“Paris sous verre”

Pavillon de l'Arsénal

Windows, walls, doors, floors, ceilings: glass is everywhere and yet, almost by definition, we tend to look right through it. This explains in part the fascination of “Paris sous verre—la ville et ses reflets” (Paris under glass, the city and its reflections), presented at the Pavillon de l’Arsénal, the city’s center for urbanism and architecture. By focusing eye and mind on the use of glass in the architecture of Paris and its environs, this seemingly modest affair of documentary photographs and large-format light-boxes, plus a few scale models and technical demonstrations, succeeded in putting the everyday environment in, as it were, a new light.

The exercise was not limited to a history of practical applications, for as artists, poets, and philosophers have demonstrated over the centuries, glass functions as matter and metaphor, transmitting, transforming, and obscuring both light and vision. From the stained-glass windows of Abbot Suger’s twelfth-century Basilica of Saint-Denis north of Paris to the glass-brick walls of a recent municipal parking garage in the industrial suburb that now surrounds the venerable Gothic church, some 170 structures traced a kind of Promethean quest—not for fire, but for light. Its contemporary coda is the use of tinted, textured, mirrored, silk-screened, and otherwise treated glass to filter light or block it altogether.

As the panoply of glass windows presented in a section entitled “Domestic Light” made apparent, this seemingly eternal architectural element was practically nonexistent before the fifteenth century (wall openings were traditionally covered with parchment, oiled paper, or cloth) and in any event considered a luxury until the twentieth century. But as the other three sections brought out even more clearly, through their focus on often spectacular “envelopes,” transparent facades and coverings in civil architecture, it is hardly the material itself that accounts for the evolution of its use. Department stores, showrooms, office buildings, apartment houses, train stations, airports, factories, schools, and libraries, not to mention the grandiose greenhouses and exhibition pavilions of France’s colonial era, all attest to the succession of innovations and attitudes (new building technologies on the one hand, a welter of social, political, economic, and architectural ambitions on the other) that have shaped Paris’ modernity.

With little pretense of neutrality, the show’s organizers, historian Bernard Marrey and architect-engineer Jacques Ferrier, injected their own critical views into the presentation. They distinguished, for example, between the utopian visions of a few pioneers (Gropius, Mies van der Rohe, Le Corbusier) and the brave new worlds mass-produced by uninspired copyists. The abuses of real-estate speculators (referred to here as “patrimonial loan sharks”) and the indifference of architects and planners to local concerns, as well as current procedures for public building commissions—a subject of growing controversy in France—were all evoked, providing a counterpoint to the success stories on display.

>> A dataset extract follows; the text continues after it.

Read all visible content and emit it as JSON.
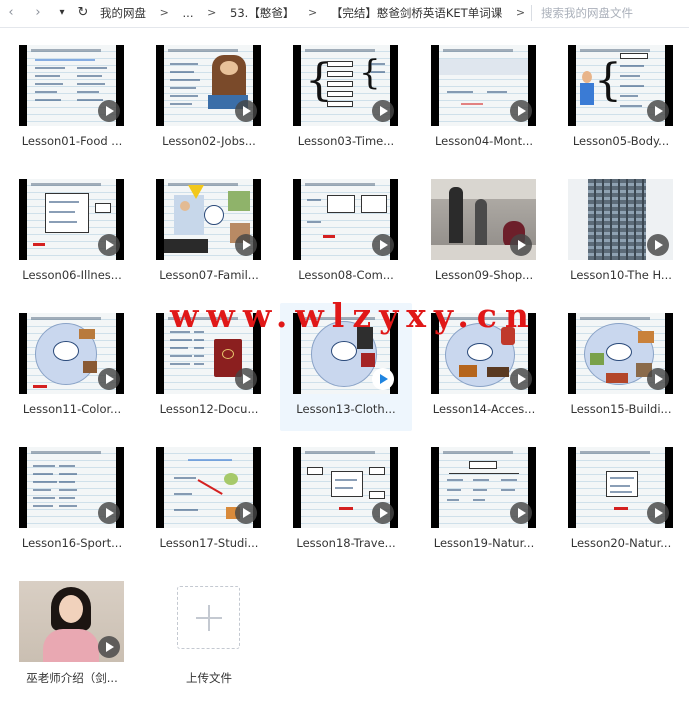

This casebook approach, which is the stock and trade of the Pavillon de l’Arsénal, provided a kind of living pedagogy for a subject that is anything but academic. In this instance, the 170 “cases” were unfortunately grouped in four catch-all categories that were more effective in permitting the display panels and vitrines to be aligned under the four sides of the late-nineteenth-century building’s own imposing glass skylight than in providing an analytical framework. Indeed, more coherent connections might have been made between the use of glass within buildings and the larger functions of building types, from, for example, the “earthly paradises” of medieval churches to their industrial-era equivalents (glass-roofed train stations, exhibition halls, greenhouses, and the consumers’ paradise of early department stores), to the skyscrapers of the international and multinational styles. Or again, instead of tracing the window per se in domestic architecture, it might have been more interesting to consider the inherent trade-off between “exposure” and privacy.

But these conceptual limitations were almost incidental. Architecture is after all a supremely site-specific art, and the luxury of this city-specific exhibit was that the buildings were waiting outside. If museums have become the churches of art, this space is a vital train station for architecture, a point of transit from the mind to urban space.